Baldwin en su artículo cita a otros autores que presentan algunos principios para lograr un ecosistema sustentable. Dichos autores son Bernard Nebel y Richard Wright y los principios que presentan son los siguientes: 1-reciclar las sustancias usadas a fin de eliminar los desechos  y reabastecer los nutrientes, 2- usar energía solar, 3-mantener estable la población consumidora de recursos para evitar el cultivo exagerado de las tierras productivas, 4- conservar la diversidad biológica.
La imaginación de cada cristiano es el límite para crear diferentes formas prácticas y simples para colaborar y tomar parte en el cuidado del medio ambiente. Como Iglesia Adventista se cuenta con declaraciones formuladas con el propósito de concientizar y promover constantemente a través de publicaciones y de la educación, el cuidado del precioso tesoro que nos ha regalado que es su creación, de la cual somos parte.
Los cambios en el estilo de vida pueden ayudar. Como tambien: usar abonos naturales en jardines y huertas, reciclar los envases que usamos, utilizar métodos alternativos de transporte donde sea posible, brindar apoyo a organizaciones ambientalistas, escribir o dictar clases que estimulen a los jóvenes a concientizarse, los pastores pueden predicar acerca de estos temas, etc.
Refiriéndose específicamente al cuidado del agua se pueden desarrollar hábitos sencillos como por ejemplo: cerrar la canilla mientras se realiza la limpieza bucal, enjabonar la loza para luego enjuagarla y no dejar abierta la canilla mientras se enjabona, reciclar el agua del riego de nuestras plantas hogareñas, mantener las canillas sin pérdidas, etc.

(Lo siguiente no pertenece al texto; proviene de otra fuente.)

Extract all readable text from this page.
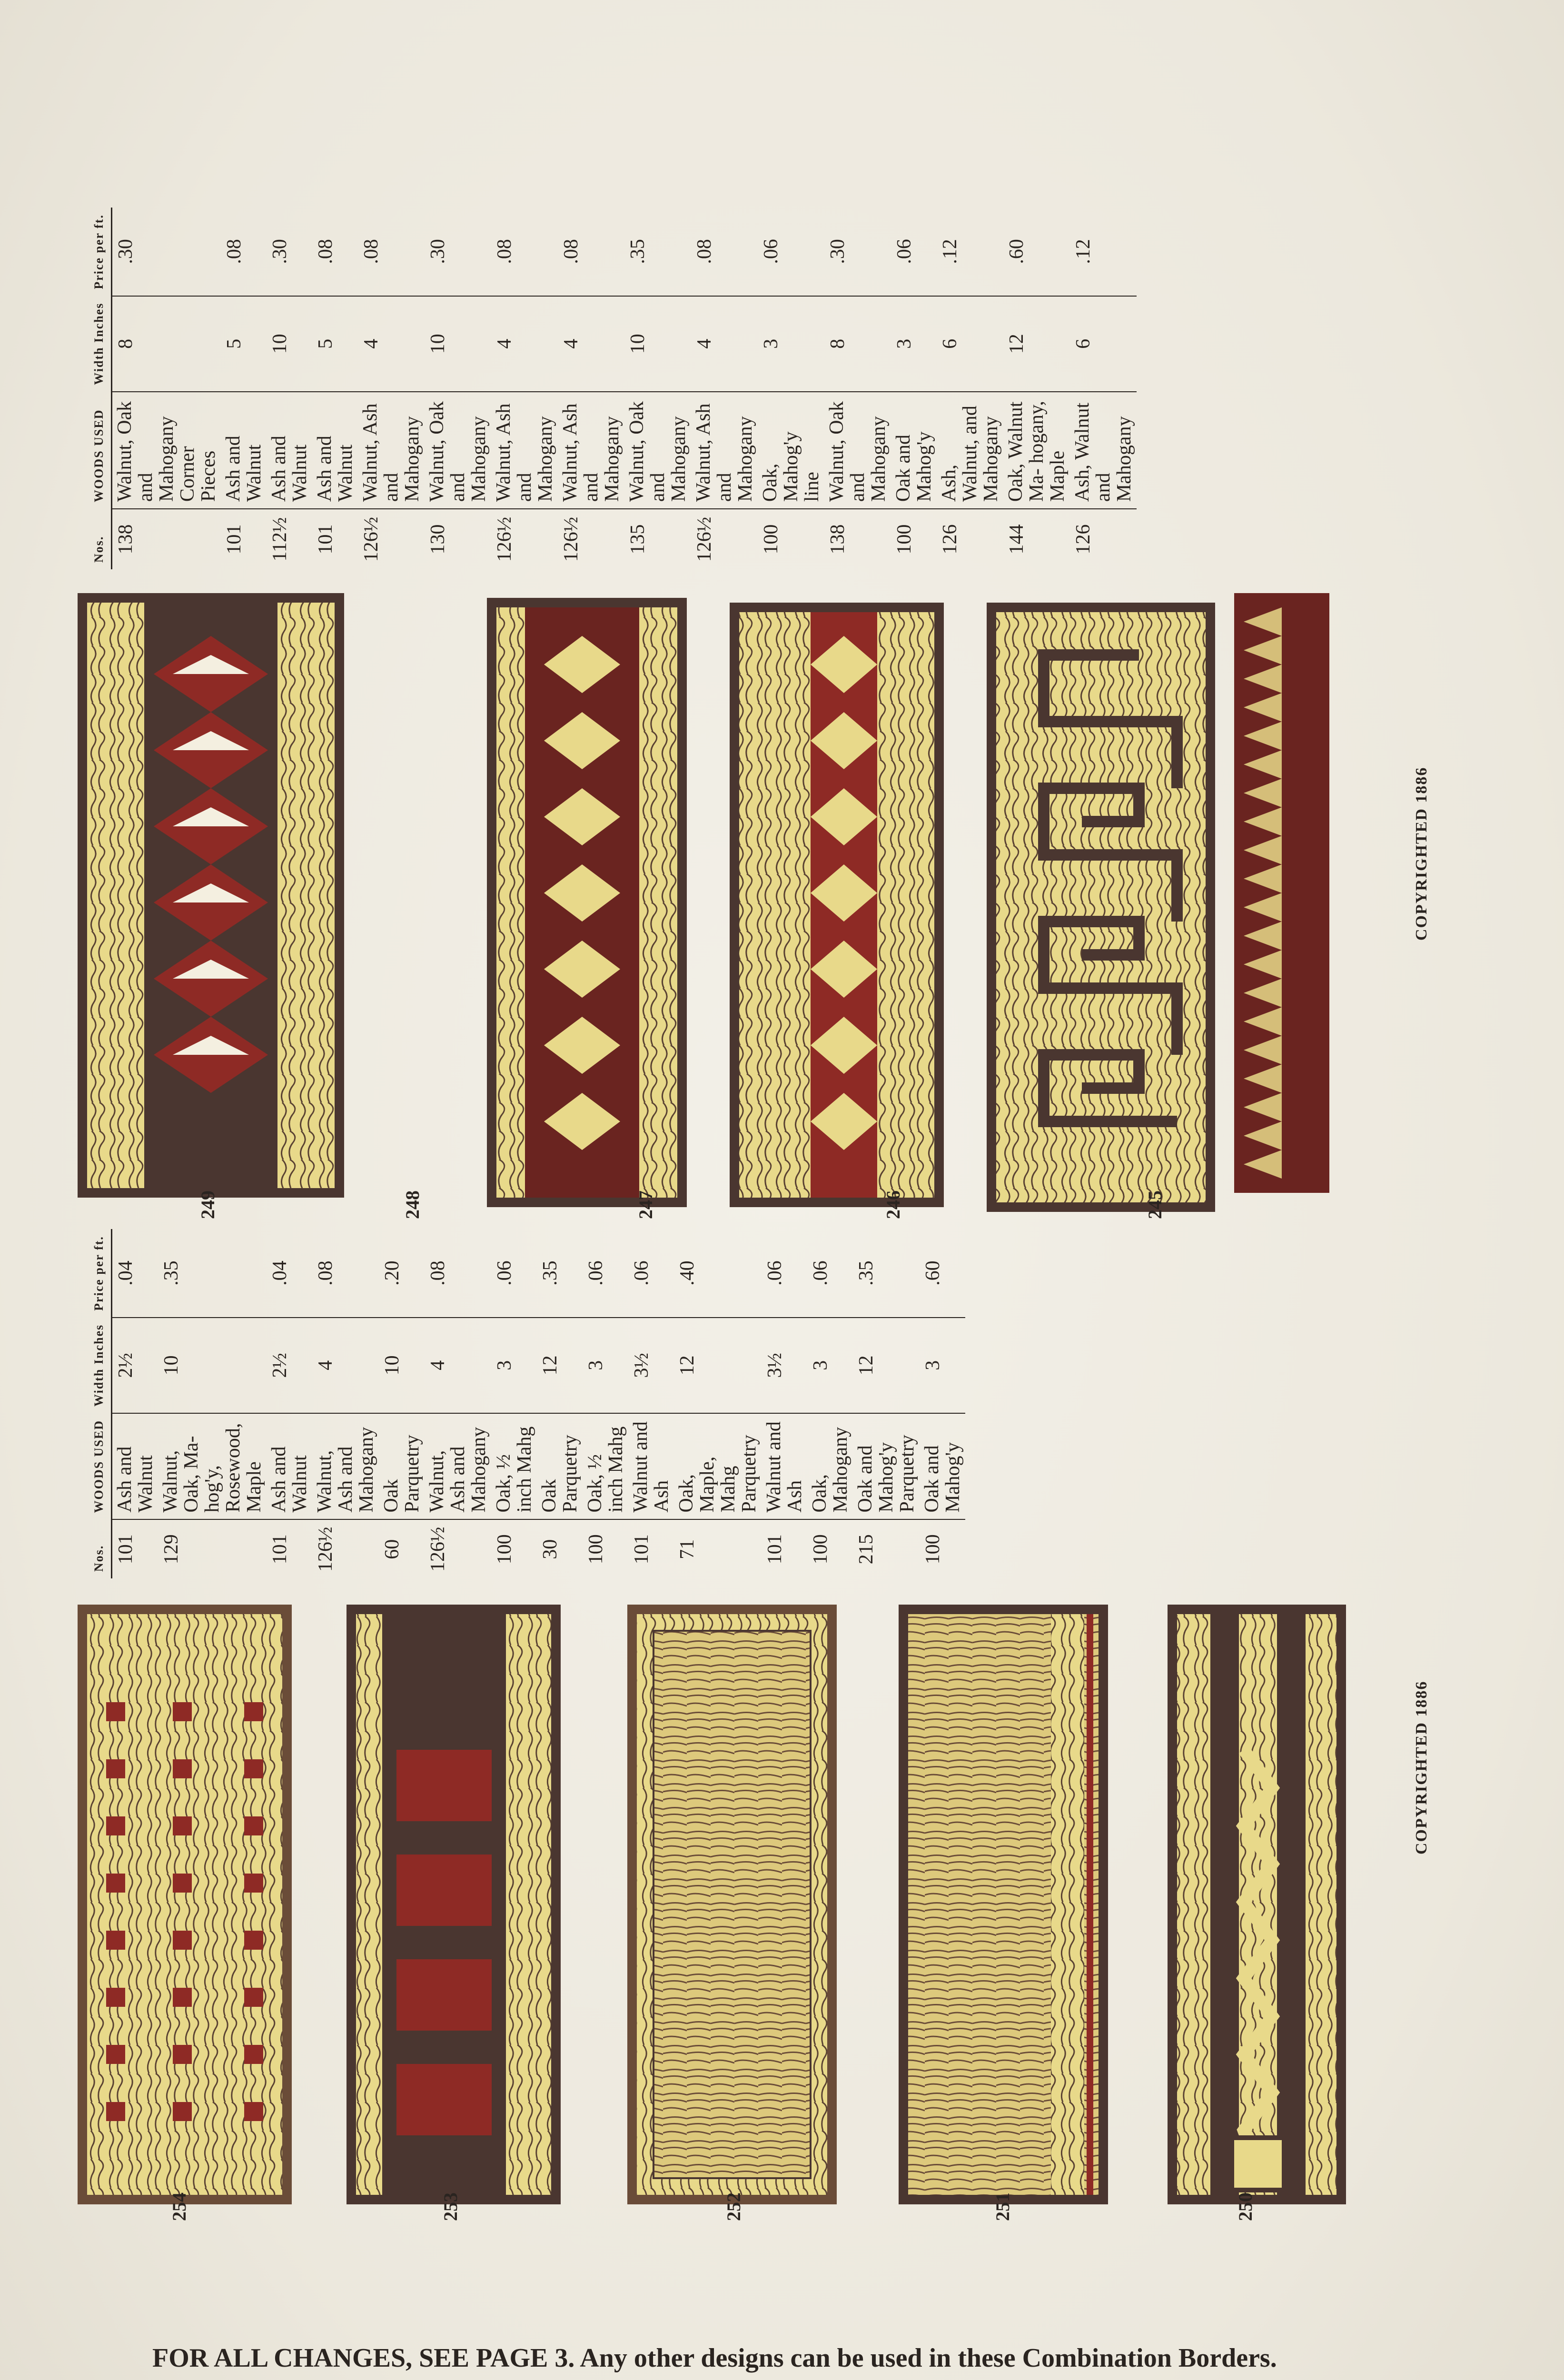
COPYRIGHTED 1886
250
251
252
253
254
Nos.	WOODS USED	Width Inches	Price per ft.
101	Ash and Walnut	2½	.04
129	Walnut, Oak, Ma- hog'y, Rosewood, Maple	10	.35
101	Ash and Walnut	2½	.04
126½	Walnut, Ash and Mahogany	4	.08
60	Oak Parquetry	10	.20
126½	Walnut, Ash and Mahogany	4	.08
100	Oak, ½ inch Mahg	3	.06
30	Oak Parquetry	12	.35
100	Oak, ½ inch Mahg	3	.06
101	Walnut and Ash	3½	.06
71	Oak, Maple, Mahg Parquetry	12	.40
101	Walnut and Ash	3½	.06
100	Oak, Mahogany	3	.06
215	Oak and Mahog'y Parquetry	12	.35
100	Oak and Mahog'y	3	.60
COPYRIGHTED 1886
245
246
247
248
249
Nos.	WOODS USED	Width Inches	Price per ft.
138	Walnut, Oak and Mahogany Corner Pieces	8	.30
101	Ash and Walnut	5	.08
112½	Ash and Walnut	10	.30
101	Ash and Walnut	5	.08
126½	Walnut, Ash and Mahogany	4	.08
130	Walnut, Oak and Mahogany	10	.30
126½	Walnut, Ash and Mahogany	4	.08
126½	Walnut, Ash and Mahogany	4	.08
135	Walnut, Oak and Mahogany	10	.35
126½	Walnut, Ash and Mahogany	4	.08
100	Oak, Mahog'y line	3	.06
138	Walnut, Oak and Mahogany	8	.30
100	Oak and Mahog'y	3	.06
126	Ash, Walnut, and Mahogany	6	.12
144	Oak, Walnut Ma- hogany, Maple	12	.60
126	Ash, Walnut and Mahogany	6	.12
FOR ALL CHANGES, SEE PAGE 3. Any other designs can be used in these Combination Borders.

“El cuidado del medio ambiente no es algo optativo, sino más bien algo de lo cual deberíamos ser parte ya que en el principio recibimos un mandato, que no fue el de maltratar, sino el de ser responsables y cuidadosos.[…]Elena White se refirió al “Evangelio de la salud” e indicó que un medioambiente saludable promueve la salud. Al referirse al aire puro, los rayos del sol, las preciosas flores y los árboles dijo que “la naturaleza es el médico de Dios”. “Las cosas de la naturaleza son bendiciones de Dios. Fueron provistas para dar salud al cuerpo, mente y espíritu. ”


[…] La proclamación del Evangelio es la primera tarea de la iglesia. El cuidado de la creación es la segunda.”
Se debe  responsabilizar la  tarea encargada por Dios de cuidar y administrar el medioambiente. Dios creó al ser humano con la capacidad de estar por sobre todas las cosas del medio ambiente para poder cuidarlas y administrarlas, al igual que Él está por sobre los hombres y se ocupa de sus necesidades. No se debe fanatizar con la ecología cayendo así en la atención mayor y adoración a la naturaleza por sobre Dios, el cual es  el creador de todas las cosas, es el único que merece adoración.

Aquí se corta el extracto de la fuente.